La prédiction de Delors, même dans le secteur économique (48 %), n’a pas été validée par les faits. Même le secteur le “plus européeanisé”, l’agriculture, plafonne à 63 % des lois votées entre 1999 et 2008 dont au moins un article mentionne une directive ou un règlement européen.

 

Quelle que soit la manière de compter, la dernière étude pour la France est sans appel : on est bien loin des “80 % des lois françaises qui viennent de l’UE”.

 

Qu’en est-il dans d’autres pays européens ?

 

On pourrait se dire, soit, Delors s’est trompé sur le cas de la France. Mais peut-être avait-il raison pour le Luxembourg ou l’Allemagne ?

 

Voici un tableau qui fait la synthèse des données pour plusieurs pays européens que fournit l’ouvrage “The Europeanization of Domestic Legislatures: The Empirical Implications of the Delors’ Myth in Nine Countries” paru en 2011.

Les résultats – qui agrègent différentes méthodologie pour compter les “lois d’origine européenne” – donnent donc des résultats convergents avec l’étude de Terra Nova sur la France.

 

Les données sont anciennes. Quels indices de l’évolution depuis 2008 ?

 

Les données françaises s’arrêtent en 2008. Elles n’ont donc pas pu intégrer les modifications issues du traité de Lisbonne, signé en 2007 mais entré en vigueur le 1er janvier 2009. Le traité de Lisbonne prévoit d’élargir les domaines d’actions de l’UE et d’impliquer davantage le Parlement européen dans tous les processus de décision.

Il est donc raisonnable de penser que, depuis 2008, la proportion de lois et d’articles de lois “venant de l’UE” a du augmenter.
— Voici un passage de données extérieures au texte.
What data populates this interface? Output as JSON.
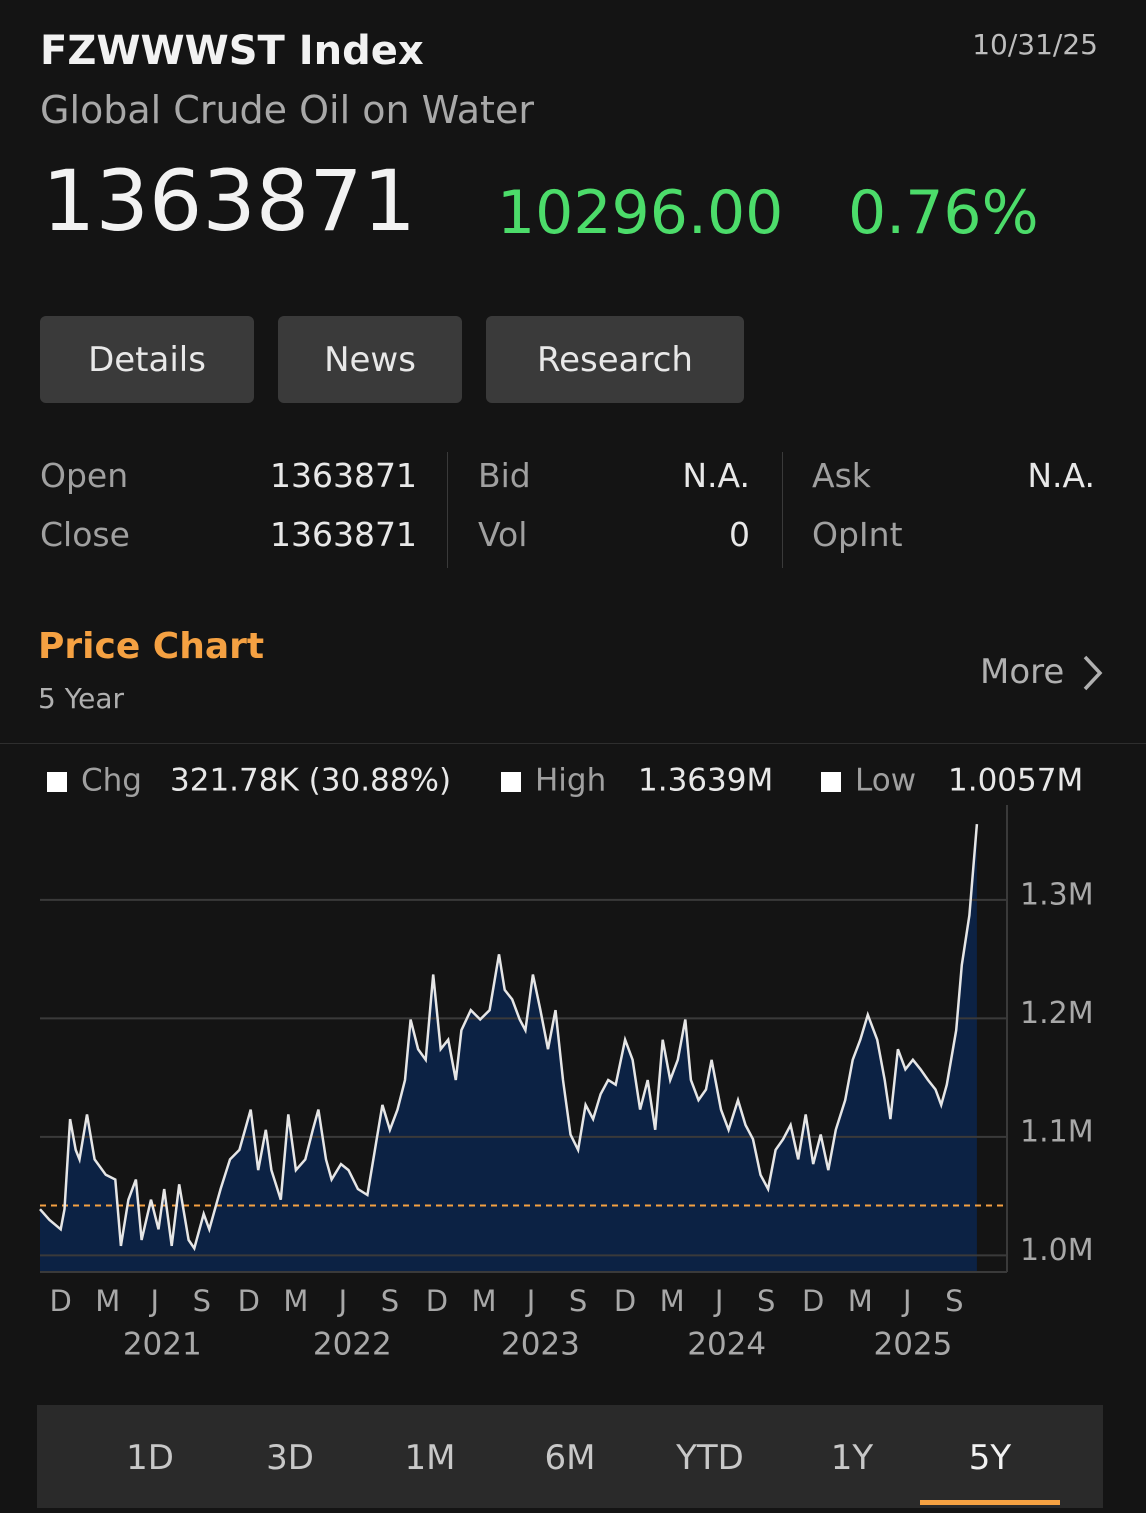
{
  "header": {
    "ticker": "FZWWWST Index",
    "name": "Global Crude Oil on Water",
    "date": "10/31/25",
    "price": "1363871",
    "change": "10296.00",
    "change_pct": "0.76%"
  },
  "buttons": [
    "Details",
    "News",
    "Research"
  ],
  "stats": [
    [
      {
        "label": "Open",
        "value": "1363871"
      },
      {
        "label": "Close",
        "value": "1363871"
      }
    ],
    [
      {
        "label": "Bid",
        "value": "N.A."
      },
      {
        "label": "Vol",
        "value": "0"
      }
    ],
    [
      {
        "label": "Ask",
        "value": "N.A."
      },
      {
        "label": "OpInt"
      }
    ]
  ],
  "section": {
    "title": "Price Chart",
    "subtitle": "5 Year",
    "more": "More"
  },
  "chart_data": {
    "type": "line",
    "color": "#e6e6e6",
    "fill": "#0c2244",
    "reference_line": 1042091,
    "reference_color": "#f5a142",
    "legend": [
      {
        "label": "Chg",
        "value": "321.78K (30.88%)"
      },
      {
        "label": "High",
        "value": "1.3639M"
      },
      {
        "label": "Low",
        "value": "1.0057M"
      }
    ],
    "x": [
      2020.83,
      2020.88,
      2020.94,
      2020.96,
      2020.99,
      2021.02,
      2021.04,
      2021.08,
      2021.12,
      2021.18,
      2021.23,
      2021.26,
      2021.3,
      2021.34,
      2021.37,
      2021.42,
      2021.46,
      2021.49,
      2021.53,
      2021.57,
      2021.62,
      2021.65,
      2021.7,
      2021.73,
      2021.79,
      2021.84,
      2021.89,
      2021.95,
      2021.99,
      2022.03,
      2022.06,
      2022.11,
      2022.15,
      2022.19,
      2022.24,
      2022.28,
      2022.31,
      2022.35,
      2022.38,
      2022.43,
      2022.47,
      2022.52,
      2022.57,
      2022.61,
      2022.65,
      2022.69,
      2022.73,
      2022.77,
      2022.8,
      2022.84,
      2022.88,
      2022.92,
      2022.96,
      2023.0,
      2023.04,
      2023.07,
      2023.12,
      2023.17,
      2023.22,
      2023.27,
      2023.3,
      2023.34,
      2023.38,
      2023.41,
      2023.45,
      2023.49,
      2023.53,
      2023.57,
      2023.61,
      2023.65,
      2023.69,
      2023.73,
      2023.77,
      2023.81,
      2023.85,
      2023.89,
      2023.94,
      2023.98,
      2024.02,
      2024.06,
      2024.1,
      2024.14,
      2024.18,
      2024.22,
      2024.26,
      2024.29,
      2024.33,
      2024.37,
      2024.4,
      2024.45,
      2024.49,
      2024.54,
      2024.58,
      2024.62,
      2024.66,
      2024.7,
      2024.74,
      2024.78,
      2024.82,
      2024.86,
      2024.9,
      2024.94,
      2024.98,
      2025.02,
      2025.06,
      2025.11,
      2025.15,
      2025.19,
      2025.23,
      2025.28,
      2025.32,
      2025.35,
      2025.39,
      2025.43,
      2025.47,
      2025.51,
      2025.55,
      2025.59,
      2025.62,
      2025.65,
      2025.7,
      2025.73,
      2025.77,
      2025.79,
      2025.81
    ],
    "values": [
      1039000,
      1030000,
      1022000,
      1039000,
      1115000,
      1089000,
      1081000,
      1119000,
      1081000,
      1068000,
      1064000,
      1008000,
      1047000,
      1064000,
      1013000,
      1047000,
      1022000,
      1056000,
      1008000,
      1060000,
      1013000,
      1006000,
      1035000,
      1022000,
      1056000,
      1081000,
      1089000,
      1123000,
      1072000,
      1106000,
      1072000,
      1047000,
      1119000,
      1072000,
      1081000,
      1106000,
      1123000,
      1081000,
      1064000,
      1077000,
      1072000,
      1056000,
      1051000,
      1089000,
      1127000,
      1106000,
      1123000,
      1148000,
      1199000,
      1174000,
      1165000,
      1237000,
      1174000,
      1182000,
      1148000,
      1190000,
      1207000,
      1199000,
      1207000,
      1254000,
      1224000,
      1216000,
      1199000,
      1190000,
      1237000,
      1207000,
      1174000,
      1207000,
      1148000,
      1102000,
      1089000,
      1127000,
      1115000,
      1136000,
      1148000,
      1144000,
      1182000,
      1165000,
      1123000,
      1148000,
      1106000,
      1182000,
      1148000,
      1165000,
      1199000,
      1148000,
      1131000,
      1140000,
      1165000,
      1123000,
      1106000,
      1131000,
      1110000,
      1098000,
      1068000,
      1056000,
      1089000,
      1098000,
      1110000,
      1081000,
      1119000,
      1077000,
      1102000,
      1072000,
      1106000,
      1131000,
      1165000,
      1182000,
      1203000,
      1182000,
      1148000,
      1115000,
      1174000,
      1157000,
      1165000,
      1157000,
      1148000,
      1140000,
      1127000,
      1144000,
      1190000,
      1245000,
      1287000,
      1325000,
      1363871
    ],
    "xlim": [
      2020.83,
      2025.97
    ],
    "ylim": [
      986000,
      1380000
    ],
    "yticks": [
      {
        "value": 1000000,
        "label": "1.0M"
      },
      {
        "value": 1100000,
        "label": "1.1M"
      },
      {
        "value": 1200000,
        "label": "1.2M"
      },
      {
        "value": 1300000,
        "label": "1.3M"
      }
    ],
    "xticks": [
      {
        "value": 2020.94,
        "label": "D"
      },
      {
        "value": 2021.19,
        "label": "M"
      },
      {
        "value": 2021.44,
        "label": "J"
      },
      {
        "value": 2021.69,
        "label": "S"
      },
      {
        "value": 2021.94,
        "label": "D"
      },
      {
        "value": 2022.19,
        "label": "M"
      },
      {
        "value": 2022.44,
        "label": "J"
      },
      {
        "value": 2022.69,
        "label": "S"
      },
      {
        "value": 2022.94,
        "label": "D"
      },
      {
        "value": 2023.19,
        "label": "M"
      },
      {
        "value": 2023.44,
        "label": "J"
      },
      {
        "value": 2023.69,
        "label": "S"
      },
      {
        "value": 2023.94,
        "label": "D"
      },
      {
        "value": 2024.19,
        "label": "M"
      },
      {
        "value": 2024.44,
        "label": "J"
      },
      {
        "value": 2024.69,
        "label": "S"
      },
      {
        "value": 2024.94,
        "label": "D"
      },
      {
        "value": 2025.19,
        "label": "M"
      },
      {
        "value": 2025.44,
        "label": "J"
      },
      {
        "value": 2025.69,
        "label": "S"
      }
    ],
    "xticks2": [
      {
        "value": 2021.48,
        "label": "2021"
      },
      {
        "value": 2022.49,
        "label": "2022"
      },
      {
        "value": 2023.49,
        "label": "2023"
      },
      {
        "value": 2024.48,
        "label": "2024"
      },
      {
        "value": 2025.47,
        "label": "2025"
      }
    ],
    "grid": true
  },
  "ranges": [
    "1D",
    "3D",
    "1M",
    "6M",
    "YTD",
    "1Y",
    "5Y"
  ],
  "selected_range": 6
}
De même, certains secteurs, jusque là peu concernés par le droit européen, ont pu voir la proportion de lois “venant de l’UE” augmenter.

 

Malheureusement, il n’existe, à notre connaissance, aucune étude sur la France nous donnant des données postérieures à 2009 et l’entrée en vigueur du traité de Lisbonne.

Nous en avons trouvé une qui étudie en profondeur le cas allemand jusqu’à 2013. Voici le graphique qui résume (en bleu) la part des lois allemandes venant de l’UE entre 1999 et 2003.

 

Que voyons nous ? On voit que, à partir de 2009, la moyenne de lois venant de l’UE (en rouge) à fait un bond de 12.5 points de pourcentage par rapport à la moyenne 1999 – 2008 (en jaune).

 

On peut donc raisonnablement penser que, en France aussi, la proportion de lois et d’articles de lois venant de l’UE a augmenté après 2008 et l’entrée en vigueur du traité de Lisbonne. Malheureusement, à notre connaissance, il n’existe aucune étude pour le confirmer.

 

L’ouverture à la concurrence du marché de l’énergie.

 

L’ouverture à la concurrence des marchés de l’énergie a été engagée dès 1996, avec l’adoption d’une première directive européenne concernant l’électricité, suivie en 1998 d’une directive sur le gaz. Ces directives originelles ont été complétées en 2009.

 

Ces directives prévoient que les opérateurs historiques français (EDF et GDF) allaient perdre le monopole de la distribution d’électricité et de gaz, d’abord pour les entreprises puis pour les particuliers. La mise en concurrence a été progressive. L’agence nationale d’information sur l’énergie “énergie-info” a produit un super schéma pour illustrer cette mise en concurrence.

 

Cette mise en concurrence progressive, prévue dès la fin des années 90, a été organisée par plusieurs lois nationales. Une des dernières en date est la loi dite “Nome” votée en 2010.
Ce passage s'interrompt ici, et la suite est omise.